* Cyprus needs up to 17 bln euros in emergency loans
* Capital gains tax could be limited to three years
* Corporate tax could be raised to 12.5 pct from 10 pct
* Bailout fatigue could be eased by Russia joining rescue
By Jan Strupczewski
BRUSSELS, March 7 (Reuters) - International lenders would like Cyprus to raise its corporate tax and introduce a levy on capital gains and a financial transaction tax to ensure it can repay a euro zone bailout it asked for last year, euro zone officials said on Thursday.
Cyprus needs up to 17 billion euros - almost as much as its annual gross domestic product - in emergency loans, mostly to recapitalise its oversized banking sector, hit by a Greek debt restructuring, but also to service debt and government expenses.
The amount is small compared to euro zone GDP, but policy-makers in several countries, notably Germany which faces elections in September, are keen to limit taxpayer exposure after earlier bailouts for Greece, Ireland, Portugal and Spain made public opinion reluctant to further aid.
One official, briefed on the talks between the International Monetary Fund, the European Central Bank and the European Commission - known as the Troika - and the new government in Nicosia, said no decisions had yet been taken on any of the taxes.
“All these options are on the table now, but there is no agreement yet,” the official said.
The capital gains tax could be introduced only temporarily, for three years, and provide the government with an extra revenue of 200-300 million euros.
The nominal corporate tax, which now stands at 10 percent, could be raised to 12.5 percent, officials said.
The introduction of the financial transaction tax, which will be applied by 11 euro zone countries from next year, is a Troika idea, which Cyprus does not support for now. The tax would be set at 0.01 percent of the value of trades for derivatives and 0.1 percent for stocks and bonds.
In what could be a welcome relief for euro zone taxpayers suffering bailout fatigue, officials said Cyprus received signals from Russia, which has strong business ties with Nicosia, that Moscow could consider contributing to the bailout if it got the same credit status as euro zone lenders - meaning it would get repaid right after the IMF.
“It is likely to happen,” one official familiar with the bailout talks said.
Officials also said that Russian investors were interested in buying a majority stake in Cyprus Popular Bank and increasing their holdings in Bank of Cyprus - the two biggest banks on the Mediterranean island.
Cypriot President Nicos Anastasiades is to travel to Russia to meet President Vladimir Putin in the coming weeks to discuss possible Russian help, officials said. He will seek a 5-year extension of an existing Russian loan to Cyprus of 2.5 billion euros that matures in 2016 as well as a reduction in the 4.5 percent rate of interest.
Officials said Cyprus had asked for a reduction of the interest by 1.5-2.0 points.

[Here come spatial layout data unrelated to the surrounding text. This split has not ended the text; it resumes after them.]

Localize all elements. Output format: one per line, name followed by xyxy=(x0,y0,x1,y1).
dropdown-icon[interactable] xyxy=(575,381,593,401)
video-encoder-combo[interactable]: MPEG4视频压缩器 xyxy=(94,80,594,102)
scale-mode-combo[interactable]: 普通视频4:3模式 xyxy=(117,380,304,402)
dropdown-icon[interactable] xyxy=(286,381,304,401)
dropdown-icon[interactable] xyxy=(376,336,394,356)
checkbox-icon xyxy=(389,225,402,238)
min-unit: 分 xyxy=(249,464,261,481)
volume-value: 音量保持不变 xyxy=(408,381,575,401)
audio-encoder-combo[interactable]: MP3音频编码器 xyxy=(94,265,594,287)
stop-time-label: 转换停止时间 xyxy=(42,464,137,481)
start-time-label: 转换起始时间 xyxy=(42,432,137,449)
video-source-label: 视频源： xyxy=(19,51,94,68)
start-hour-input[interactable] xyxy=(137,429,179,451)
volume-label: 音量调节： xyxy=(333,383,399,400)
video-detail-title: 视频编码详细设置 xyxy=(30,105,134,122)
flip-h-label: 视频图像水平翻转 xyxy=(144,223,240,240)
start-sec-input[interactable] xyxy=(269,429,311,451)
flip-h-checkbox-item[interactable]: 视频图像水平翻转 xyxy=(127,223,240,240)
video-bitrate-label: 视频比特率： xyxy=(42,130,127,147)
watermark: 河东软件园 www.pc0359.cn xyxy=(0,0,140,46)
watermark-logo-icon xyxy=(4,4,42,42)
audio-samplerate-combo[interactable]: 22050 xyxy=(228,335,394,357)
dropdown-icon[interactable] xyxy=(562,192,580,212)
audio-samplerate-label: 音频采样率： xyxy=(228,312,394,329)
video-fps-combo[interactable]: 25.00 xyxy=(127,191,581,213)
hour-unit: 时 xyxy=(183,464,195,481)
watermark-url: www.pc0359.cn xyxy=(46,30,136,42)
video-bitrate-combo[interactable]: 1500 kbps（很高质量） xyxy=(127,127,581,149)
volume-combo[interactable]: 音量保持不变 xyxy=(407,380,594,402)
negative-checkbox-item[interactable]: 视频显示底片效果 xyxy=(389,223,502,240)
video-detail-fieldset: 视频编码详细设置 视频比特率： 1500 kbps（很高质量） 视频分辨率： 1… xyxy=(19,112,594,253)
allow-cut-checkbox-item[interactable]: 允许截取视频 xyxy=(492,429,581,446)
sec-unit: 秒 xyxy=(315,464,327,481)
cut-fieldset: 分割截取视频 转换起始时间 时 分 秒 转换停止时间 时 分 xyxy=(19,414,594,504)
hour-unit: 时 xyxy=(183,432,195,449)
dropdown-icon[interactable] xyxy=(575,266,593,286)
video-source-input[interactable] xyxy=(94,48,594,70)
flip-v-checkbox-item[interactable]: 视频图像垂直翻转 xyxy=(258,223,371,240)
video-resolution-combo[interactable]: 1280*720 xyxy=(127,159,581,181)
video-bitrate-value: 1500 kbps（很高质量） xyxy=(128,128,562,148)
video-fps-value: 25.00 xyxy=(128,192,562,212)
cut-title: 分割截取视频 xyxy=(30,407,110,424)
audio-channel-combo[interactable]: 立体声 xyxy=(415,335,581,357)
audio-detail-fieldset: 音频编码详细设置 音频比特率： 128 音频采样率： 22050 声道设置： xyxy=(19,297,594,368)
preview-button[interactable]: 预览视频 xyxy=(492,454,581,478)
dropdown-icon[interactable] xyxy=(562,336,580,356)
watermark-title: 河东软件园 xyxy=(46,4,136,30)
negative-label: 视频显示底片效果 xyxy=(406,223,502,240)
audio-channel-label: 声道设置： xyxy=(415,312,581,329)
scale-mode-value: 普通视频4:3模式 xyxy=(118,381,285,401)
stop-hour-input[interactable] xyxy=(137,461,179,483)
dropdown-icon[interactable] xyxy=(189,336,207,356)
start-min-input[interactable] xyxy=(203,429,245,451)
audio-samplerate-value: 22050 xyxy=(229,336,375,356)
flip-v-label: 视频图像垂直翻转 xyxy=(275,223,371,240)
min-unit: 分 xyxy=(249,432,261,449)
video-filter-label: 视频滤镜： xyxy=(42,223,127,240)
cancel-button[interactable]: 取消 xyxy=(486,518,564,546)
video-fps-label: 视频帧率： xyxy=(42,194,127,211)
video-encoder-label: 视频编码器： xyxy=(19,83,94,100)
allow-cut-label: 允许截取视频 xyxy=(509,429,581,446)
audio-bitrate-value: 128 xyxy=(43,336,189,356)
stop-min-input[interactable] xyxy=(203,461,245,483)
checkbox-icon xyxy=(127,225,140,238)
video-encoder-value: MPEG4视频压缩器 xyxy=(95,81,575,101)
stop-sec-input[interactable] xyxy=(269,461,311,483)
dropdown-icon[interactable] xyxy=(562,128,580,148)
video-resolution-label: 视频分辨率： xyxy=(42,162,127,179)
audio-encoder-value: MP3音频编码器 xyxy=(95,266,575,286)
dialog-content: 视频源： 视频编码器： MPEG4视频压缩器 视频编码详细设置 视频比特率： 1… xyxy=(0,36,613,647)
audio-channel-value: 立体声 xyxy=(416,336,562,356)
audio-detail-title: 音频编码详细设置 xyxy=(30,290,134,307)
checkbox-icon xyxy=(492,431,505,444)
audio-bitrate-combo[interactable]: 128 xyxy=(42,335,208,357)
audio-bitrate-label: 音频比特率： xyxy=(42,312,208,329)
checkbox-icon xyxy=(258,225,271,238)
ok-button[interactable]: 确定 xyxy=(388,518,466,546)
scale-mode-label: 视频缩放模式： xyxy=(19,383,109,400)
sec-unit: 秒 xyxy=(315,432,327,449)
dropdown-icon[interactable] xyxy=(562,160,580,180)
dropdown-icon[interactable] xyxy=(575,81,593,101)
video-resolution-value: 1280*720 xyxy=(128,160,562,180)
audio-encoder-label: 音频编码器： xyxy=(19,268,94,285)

Euro zone finance ministers pledged this week to agree a bailout for Cyprus by the end of March, but details of how the rescue will be financed are yet to be sorted out.
German officials, backed by the Netherlands and Finland, have pushed for depositors in Cypriot banks, many of whom are Russian and British business people, to help pay for the cost of the rescue, a process known as a “bail-in”.
There are concerns in Berlin that Cyprus, with its low corporate tax rate and liquid banking system, has become a conduit for money-laundering. Russian individuals and companies have a high level of deposits in the banking sector.
But Cyprus fears any “bail-in” will spark the rapid withdrawal of funds from the island and undermine its entire business model, making the economic situation even worse.
Figures released last week showed a little over 2 percent of total deposits was withdrawn in January, although officials say there has since been a return of capital.